Marabunta felina

Herlinda Gutiérrez y Deanna Salamanca alimentan a los gatos en la cocina de la Cat House on The Kings en Perlier (California)./J. Sullivan
Herlinda Gutiérrez y Deanna Salamanca alimentan a los gatos en la cocina de la Cat House on The Kings en Perlier (California). / J. Sullivan

Una jubilada de California acoge a más de mil gatos en su casa. No les falta de nada. Hasta un asilo para que los más viejos mueran con dignidad

ANTONIO CORBILLÓN

La mayor frustración infantil de Lynea Lattanzio fue que su madre nunca le dejó tener un gatito. Después se casó y se concedió el capricho matrimonial de convivir con dos mininos. Su posterior divorcio llenó su vida de soledad pero le encontró un destino: cuidar a cuanto felino se cruzara en su camino. «Cuando se trata de la forma en que Estados Unidos trata a las mascotas, somos el Tercer Mundo», lamenta esta vecina de Parlier (Fresno, California).

Cuando Lynea se levanta por las mañanas no tiene que preocuparse de si su mascota se subió a un árbol o le araña el sofá mientras afila las uñas. Porque en su casa hay otros 1.100 haciendo exactamente lo mismo. Desde que convirtiera su propiedad de casi 5 hectáreas (con 371 metros cuadrados de vivienda) en Cat House on The Kings, calcula que han pasado por allí unos 28.000 gatos en el cuarto de siglo que lleva operativo. Nadie duda de que es el mayor 'gatódromo' del mundo.

Su obsesión por estos pequeños mamíferos de compañía es tal que les ha cedido toda su vivienda y se ha ido a vivir a una especie de caravana que ha instalado en una esquina del terreno. Admite que no podía seguir durmiendo con 60 gatos e incluso algún perro en su propia habitación.

Como si los felinos no fueran suficiente, por la finca pululan 15 perros en una nueva demostración de la falsedad del tópico del odio de raza. Latazzio, de 73 años y ya jubilada, ha convertido su altruismo en una empresa que da trabajo a 40 personas entre cuidadores, veterinarios, oficinistas, gestores de redes... Este viernes lanzó en su Facebook el enésimo SOS a posibles padrinos: «¡Te necesitamos! Estamos desbordados de gatitos y las donaciones han sido realmente bajas.... ¿Puedes ayudar?».

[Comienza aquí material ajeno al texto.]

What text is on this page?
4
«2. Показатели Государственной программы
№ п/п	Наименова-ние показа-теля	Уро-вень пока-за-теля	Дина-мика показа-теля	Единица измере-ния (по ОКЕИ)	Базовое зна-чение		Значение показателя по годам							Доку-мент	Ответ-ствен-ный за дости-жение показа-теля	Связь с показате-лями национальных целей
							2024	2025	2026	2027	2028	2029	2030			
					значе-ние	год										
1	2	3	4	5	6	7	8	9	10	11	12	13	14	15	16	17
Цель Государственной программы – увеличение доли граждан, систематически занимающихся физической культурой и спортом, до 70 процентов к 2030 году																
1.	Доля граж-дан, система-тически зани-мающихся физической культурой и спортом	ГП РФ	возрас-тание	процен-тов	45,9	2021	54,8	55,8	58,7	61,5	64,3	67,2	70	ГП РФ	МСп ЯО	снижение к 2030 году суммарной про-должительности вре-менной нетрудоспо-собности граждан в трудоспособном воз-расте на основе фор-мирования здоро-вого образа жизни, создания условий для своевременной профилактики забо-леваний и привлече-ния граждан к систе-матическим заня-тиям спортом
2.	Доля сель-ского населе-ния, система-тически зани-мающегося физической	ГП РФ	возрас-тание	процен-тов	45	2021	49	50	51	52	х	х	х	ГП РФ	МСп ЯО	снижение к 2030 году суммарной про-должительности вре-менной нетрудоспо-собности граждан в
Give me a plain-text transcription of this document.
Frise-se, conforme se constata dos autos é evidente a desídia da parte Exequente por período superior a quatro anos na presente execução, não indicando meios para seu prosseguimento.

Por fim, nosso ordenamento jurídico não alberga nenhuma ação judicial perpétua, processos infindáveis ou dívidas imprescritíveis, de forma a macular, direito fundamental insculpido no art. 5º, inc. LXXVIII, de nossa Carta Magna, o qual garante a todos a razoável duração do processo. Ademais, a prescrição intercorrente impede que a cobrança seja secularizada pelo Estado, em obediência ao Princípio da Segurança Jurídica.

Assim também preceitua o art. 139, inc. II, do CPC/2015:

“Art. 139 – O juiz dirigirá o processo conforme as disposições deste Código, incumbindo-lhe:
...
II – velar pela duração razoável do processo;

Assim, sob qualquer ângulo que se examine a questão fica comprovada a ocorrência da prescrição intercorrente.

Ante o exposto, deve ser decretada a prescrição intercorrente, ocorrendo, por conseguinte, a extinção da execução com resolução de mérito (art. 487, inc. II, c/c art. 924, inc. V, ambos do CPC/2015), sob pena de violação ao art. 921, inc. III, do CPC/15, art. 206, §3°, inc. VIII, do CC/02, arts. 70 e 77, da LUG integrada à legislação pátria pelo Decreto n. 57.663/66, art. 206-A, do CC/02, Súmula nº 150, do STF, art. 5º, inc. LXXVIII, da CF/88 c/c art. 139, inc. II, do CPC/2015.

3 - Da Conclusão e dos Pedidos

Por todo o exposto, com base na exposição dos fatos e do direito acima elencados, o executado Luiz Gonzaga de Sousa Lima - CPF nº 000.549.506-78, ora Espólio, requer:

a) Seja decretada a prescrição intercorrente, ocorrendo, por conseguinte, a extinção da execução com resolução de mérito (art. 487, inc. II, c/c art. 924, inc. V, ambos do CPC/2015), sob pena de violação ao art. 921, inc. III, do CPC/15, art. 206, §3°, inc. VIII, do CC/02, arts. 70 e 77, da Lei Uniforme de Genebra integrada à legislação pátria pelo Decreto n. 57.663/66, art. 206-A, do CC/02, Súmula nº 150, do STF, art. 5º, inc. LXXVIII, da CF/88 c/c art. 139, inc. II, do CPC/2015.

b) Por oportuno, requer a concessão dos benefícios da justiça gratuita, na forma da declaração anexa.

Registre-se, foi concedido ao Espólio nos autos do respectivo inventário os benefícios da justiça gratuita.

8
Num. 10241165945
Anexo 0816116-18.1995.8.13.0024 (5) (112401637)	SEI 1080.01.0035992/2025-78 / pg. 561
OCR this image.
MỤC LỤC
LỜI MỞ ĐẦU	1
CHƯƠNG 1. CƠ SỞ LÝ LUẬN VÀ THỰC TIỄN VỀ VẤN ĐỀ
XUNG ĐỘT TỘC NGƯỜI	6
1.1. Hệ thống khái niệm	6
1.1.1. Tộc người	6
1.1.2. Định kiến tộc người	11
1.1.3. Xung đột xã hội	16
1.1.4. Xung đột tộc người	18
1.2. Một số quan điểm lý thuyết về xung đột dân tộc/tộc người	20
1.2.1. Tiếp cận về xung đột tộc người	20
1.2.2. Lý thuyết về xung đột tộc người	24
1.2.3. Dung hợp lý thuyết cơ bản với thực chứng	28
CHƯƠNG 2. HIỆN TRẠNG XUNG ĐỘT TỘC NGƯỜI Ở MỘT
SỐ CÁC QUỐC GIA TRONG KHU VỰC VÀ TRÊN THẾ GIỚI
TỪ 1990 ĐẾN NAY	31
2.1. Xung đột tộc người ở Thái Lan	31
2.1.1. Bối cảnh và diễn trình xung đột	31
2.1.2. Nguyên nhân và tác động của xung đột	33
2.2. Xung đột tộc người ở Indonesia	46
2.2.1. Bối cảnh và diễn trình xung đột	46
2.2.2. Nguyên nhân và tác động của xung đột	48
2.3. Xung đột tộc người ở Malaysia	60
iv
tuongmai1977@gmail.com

Pagar las mil latas semanales de pienso, abonar las esterilizaciones a que son sometidos todos los inquilinos, la limpieza y hasta la sala 'geriátrica' para los gatos viejunos, supone reunir al menos 1,5 millones de euros al año. En la puesta en marcha del proyecto, al que se considera «predestinada», invirtió su fondo de pensiones.

Pero la entrada de nuevos inquilinos «es diaria», admite Lynea, que no sabe negarle nada a un 'micifú'. «No estoy loca, pero lo que hago es una locura», se perdona a sí misma.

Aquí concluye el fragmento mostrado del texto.